Last week, Fed Chair Janet Yellen said, referring to the high valuation in some asset classes, “the fact that those valuations are high doesn’t mean that they are necessarily overvalued.” According to VTB Capital’s Global Macro Strategist Neil MacKinnon, the ultra-low volatility in U.S. equities this year is “very vulnerable” to shocks, and current stability could actually bring future instability.
According to Lynch, if the U.S. market moves into bear territory next year with a big correction, it could spread the financial contagion to commodities such as oil.
Another potential threat to oil prices is that of an OPEC/non-OPEC pact participant beginning cheating outright—Iraq and Russia, for example—which could lead to the Saudis deciding to let the price of oil drop, Lynch argues.
Yet the Saudis have little choice but to support oil prices because of their heavily oil-reliant economy and the planned IPO of Saudi Aramco, Amy Myers Jaffe at the Council on Foreign Relations wrote in the Houston Chronicle last week. According to Myers Jaffe, if Russia makes a U-turn and boosts its oil production, the ultimate battle for market share will be between the U.S. and Russia, despite the fact that Saudi Arabia continues to hold influence in the oil policy of OPEC and its partners.

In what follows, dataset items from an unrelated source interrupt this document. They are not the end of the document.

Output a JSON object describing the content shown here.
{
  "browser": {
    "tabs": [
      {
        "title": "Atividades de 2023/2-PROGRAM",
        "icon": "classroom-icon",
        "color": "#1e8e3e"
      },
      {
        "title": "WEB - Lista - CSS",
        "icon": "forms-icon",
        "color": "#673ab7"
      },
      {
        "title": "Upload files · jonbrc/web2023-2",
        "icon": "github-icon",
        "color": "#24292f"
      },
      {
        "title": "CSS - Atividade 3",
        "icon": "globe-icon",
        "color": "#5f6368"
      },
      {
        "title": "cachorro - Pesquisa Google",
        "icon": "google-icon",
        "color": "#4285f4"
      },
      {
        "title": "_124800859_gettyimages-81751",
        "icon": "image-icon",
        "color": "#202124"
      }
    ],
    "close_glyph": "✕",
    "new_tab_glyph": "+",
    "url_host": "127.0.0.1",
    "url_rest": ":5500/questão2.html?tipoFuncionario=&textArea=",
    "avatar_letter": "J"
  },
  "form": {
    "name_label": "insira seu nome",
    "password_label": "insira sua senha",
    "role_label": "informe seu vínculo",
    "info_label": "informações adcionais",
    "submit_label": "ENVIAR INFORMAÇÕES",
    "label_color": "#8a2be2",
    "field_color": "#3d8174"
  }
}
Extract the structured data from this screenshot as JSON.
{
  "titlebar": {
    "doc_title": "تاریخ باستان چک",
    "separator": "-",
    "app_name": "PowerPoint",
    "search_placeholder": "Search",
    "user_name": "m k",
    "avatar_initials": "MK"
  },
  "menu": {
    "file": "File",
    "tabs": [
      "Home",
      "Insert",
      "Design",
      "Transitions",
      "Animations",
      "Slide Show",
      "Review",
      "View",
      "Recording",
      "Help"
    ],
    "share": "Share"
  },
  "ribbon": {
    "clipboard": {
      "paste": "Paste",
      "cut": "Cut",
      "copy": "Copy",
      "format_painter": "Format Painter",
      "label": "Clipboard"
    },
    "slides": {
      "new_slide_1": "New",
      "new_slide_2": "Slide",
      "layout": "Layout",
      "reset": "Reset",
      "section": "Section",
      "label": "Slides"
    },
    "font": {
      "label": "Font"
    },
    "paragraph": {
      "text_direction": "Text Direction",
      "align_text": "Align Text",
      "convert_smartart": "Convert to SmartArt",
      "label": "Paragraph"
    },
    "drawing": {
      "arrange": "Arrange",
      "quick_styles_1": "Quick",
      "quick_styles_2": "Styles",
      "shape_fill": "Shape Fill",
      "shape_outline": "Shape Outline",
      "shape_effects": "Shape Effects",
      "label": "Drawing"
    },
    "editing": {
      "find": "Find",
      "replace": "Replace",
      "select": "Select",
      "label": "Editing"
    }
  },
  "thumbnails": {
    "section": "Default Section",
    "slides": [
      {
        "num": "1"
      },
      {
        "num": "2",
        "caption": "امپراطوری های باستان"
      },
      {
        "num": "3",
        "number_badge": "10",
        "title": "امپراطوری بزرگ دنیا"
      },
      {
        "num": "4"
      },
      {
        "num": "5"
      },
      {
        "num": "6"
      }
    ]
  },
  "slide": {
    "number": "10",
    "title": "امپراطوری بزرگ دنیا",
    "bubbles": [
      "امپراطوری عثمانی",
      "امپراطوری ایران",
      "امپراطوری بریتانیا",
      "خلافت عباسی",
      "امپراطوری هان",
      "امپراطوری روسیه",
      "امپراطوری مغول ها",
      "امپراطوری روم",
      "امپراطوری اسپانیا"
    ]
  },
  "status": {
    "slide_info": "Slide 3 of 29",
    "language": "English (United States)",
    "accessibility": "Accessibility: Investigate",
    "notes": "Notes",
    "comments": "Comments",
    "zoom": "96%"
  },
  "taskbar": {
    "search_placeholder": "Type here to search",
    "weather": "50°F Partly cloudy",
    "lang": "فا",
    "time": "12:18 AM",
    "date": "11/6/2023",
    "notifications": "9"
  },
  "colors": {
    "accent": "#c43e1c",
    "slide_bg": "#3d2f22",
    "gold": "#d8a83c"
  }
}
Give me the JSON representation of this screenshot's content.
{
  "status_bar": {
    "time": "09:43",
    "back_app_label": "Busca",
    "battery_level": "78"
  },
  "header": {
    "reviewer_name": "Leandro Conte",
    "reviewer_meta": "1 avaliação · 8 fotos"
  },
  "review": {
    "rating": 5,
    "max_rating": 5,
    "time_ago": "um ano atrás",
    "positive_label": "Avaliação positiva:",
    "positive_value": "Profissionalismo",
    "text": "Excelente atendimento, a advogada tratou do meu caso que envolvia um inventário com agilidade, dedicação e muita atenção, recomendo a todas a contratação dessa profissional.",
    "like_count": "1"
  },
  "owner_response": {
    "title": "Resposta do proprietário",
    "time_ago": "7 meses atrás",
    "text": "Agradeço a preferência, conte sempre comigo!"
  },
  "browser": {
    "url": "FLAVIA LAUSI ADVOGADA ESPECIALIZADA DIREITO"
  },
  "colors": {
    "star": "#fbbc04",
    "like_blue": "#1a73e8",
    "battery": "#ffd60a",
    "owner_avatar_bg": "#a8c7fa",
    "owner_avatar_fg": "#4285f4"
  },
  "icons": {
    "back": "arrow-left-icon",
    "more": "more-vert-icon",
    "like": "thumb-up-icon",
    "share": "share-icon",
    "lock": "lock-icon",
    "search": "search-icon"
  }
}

“For now, Russia seems content to collaborate with Saudi Arabia on oil market stability, which ironically also suits the current U.S. administration, whose America-first jobs message is tied heavily to the economic engine of the shale revolution,” Myers Jaffe said.
The shale revolution and the rise of U.S. oil production is the third possible factor that could lead to an oil price collapse, Lynch argues. If OPEC sees that it needs to defend market share in the long run, chances grow that the cartel may decide to let oil prices drop, Lynch says.
OPEC is now outright acknowledging that U.S. shale outperformed initial expectations, and last week the cartel revised up its projections for non-OPEC supply growth for this year and next.
The International Energy Agency (IEA), for its part, said that while OPEC producers had decided to roll over the production cuts to the end of 2018, non-OPEC supply would increase more than previously expected, and total supply growth could exceed demand growth next year.
The EIA forecasts in its latest Short-Term Energy Outlook (STEO) that total U.S. crude oil production will average 9.2 million bpd this year and 10.0 million bpd in 2018, which would mark the highest annual average production, surpassing the previous record of 9.6 million bpd from 1970.
OPEC is well aware of the second U.S. shale resurgence, and it looks like it’s currently sacrificing short-term market share in the name of higher oil prices—or “oil price stability”, as it loves to call it. As for letting the price of oil slide, OPEC members’ budgets may currently need higher oil prices even more than some U.S. shale drillers do.
While many analysts and OPEC expect the oil market to finally rebalance at some point in late 2018, a sharp correction in the financial markets, a dip in OPEC/non-OPEC compliance, and the market share wars could result in lower oil prices, or in the extreme case—in an oil price crash.